1. Introducing Karapace
As we saw in Part 1 and Part 2 of this blog series, if you want to use a schema-based data serialization/deserialization approach such as Apache Avro, both the sender and receiver of the data need to have access to the schema that was used to serialize the data. This could work in a number of ways. The schema could be hardcoded on both sides, or it could be embedded in the data (which was how it worked for the example we used writing and reading the data from a file—this would work fine if the volume of data exceeds the size of the schema, and ensures that the schema is always available when it needs to be deserialized). Alternatively, the schema can be made available from another source, such as a registry service. This is the approach used by the open source Karapace Apache Kafka® Schema Registry service.
Because Apache Kafka is “schema-less”, and doesn’t know or care about the content of records, the main function of a Schema Registry Service is to act as an intermediary between Kafka producers and consumers, enabling simple sharing (e.g. registration and lookup) of schemas. Here’s a high-level diagram showing the various roles and interactions:
The (simplified) steps are as follows:
- A Kafka producer wants to send data (with a schema) to a topic. It registers the schema for the topic in Karapace
- The producer serializes the data using the schema and sends it to the topic
- A Kafka consumer polls the topic and gets a record
- It gets the schema for the topic from Karapace, and
- Deserializes the data using it
This was a pretty standard approach to service publication, discovery and consumption for Service Oriented Architectures (SOAs)—registry services (e.g. UDDI) were a critical component for connecting large scale heterogeneous distributed services—and used the publish-find-bind pattern; service producers published service descriptions in a registry service, and service consumers discovered the service in the registry service and called the service with the registered protocols and interface.
Some of the Kafka/Karapace specific aspects that are worth mentioning include:
1. Producers and consumers do not communicate with Karapace for every record sent/read. This would overload Karapace and introduce unacceptable latencies into an otherwise low-latency system. Instead, producers and consumers cache schemas locally.
2.The use of schemas for topics is not enforced by Karapace or Kafka—it’s only a “convention”. Producers and consumers are free to ignore Karapace and schemas, allowing them to write and read data in any format they like.

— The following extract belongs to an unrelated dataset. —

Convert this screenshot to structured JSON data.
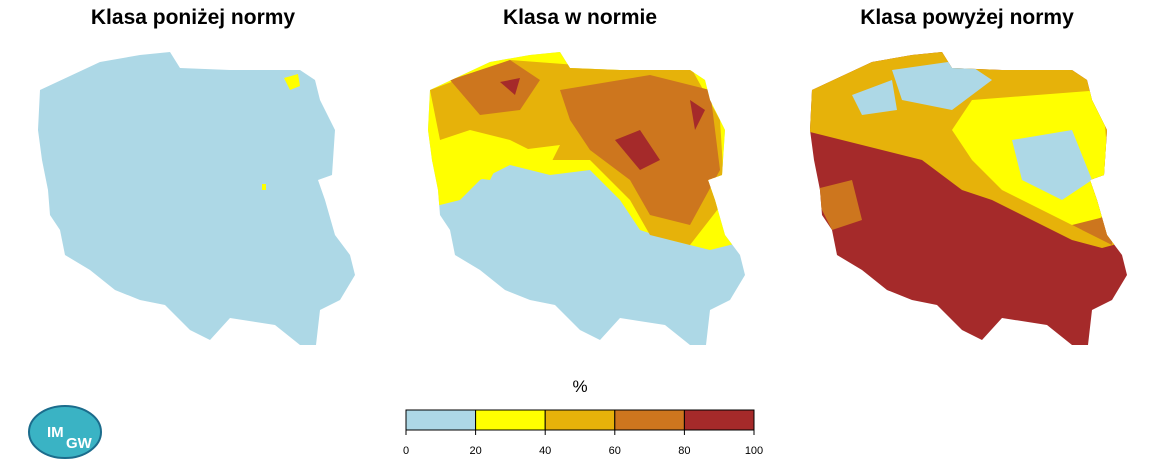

Not playing with your food is just a convention.
(Source: Shutterstock)
3.The Kafka cluster is not directly involved—apart from storing the schemas for Karapace. In the proprietary Confluent version of the Kafka Schema Registry there is an optional Broker-Side Schema Validation mode, which means that the “convention” is enforced by the Kafka cluster. However, this mode is not available for Karapace.
4. Because the use of Karapace and Schemas adds new restrictions on client behavior (interactions with Karapace, and writing and reading data), there may potentially be more exceptions than normal in the producers and consumers depending on client and Karapace settings, and combinations of data and schemas, etc (due to schema, topic, data, and code incompatibilities—see the next parts in this series for examples). These will need to be recorded and handled appropriately.
The mapping from schemas to topics is a simplification, it actually maps from schemas to subjects, see below.
Some of the main features of Karapace are:
- It’s an open source Apache 2.0 licensed Schema Registry for Kafka
- It supports 3 Schema registry types, Apache Avro, JSON schema, and Protobuf
- It provides a REST interface for schema management (e.g. using curl)
- It can be configured for HA.
For more information on Karapace, see the documentation, and Instaclustr’s Karapace support documentation (this explains how to create a Kafka cluster with the Karapace add-on option, and how to configure Kafka clients to use it).
2. A Platonic Solids Kafka Karapace Example
The great Tetrahedron of Giza—more commonly known as a Pyramid!
It has a volume of approximately 92 million cubic feet (2.6 million cubic meters).
(Source: Shutterstock)
As we saw in the previous blog, Apache Avro can be used to Serialize and Deserialize lots of things, including Platonic Solids. With the Karapace Schema Registry we can also use Kafka with Avro to demonstrate this. Details of how to configure the required producers and consumer properties and Maven dependencies to use Karapace are here. The critical properties are setting schema.registry.url for producers and consumers, setting value.serializer to KafkaAvroSerializer for producers, and value.deserializer to KafkaAvroDeserializer for consumers.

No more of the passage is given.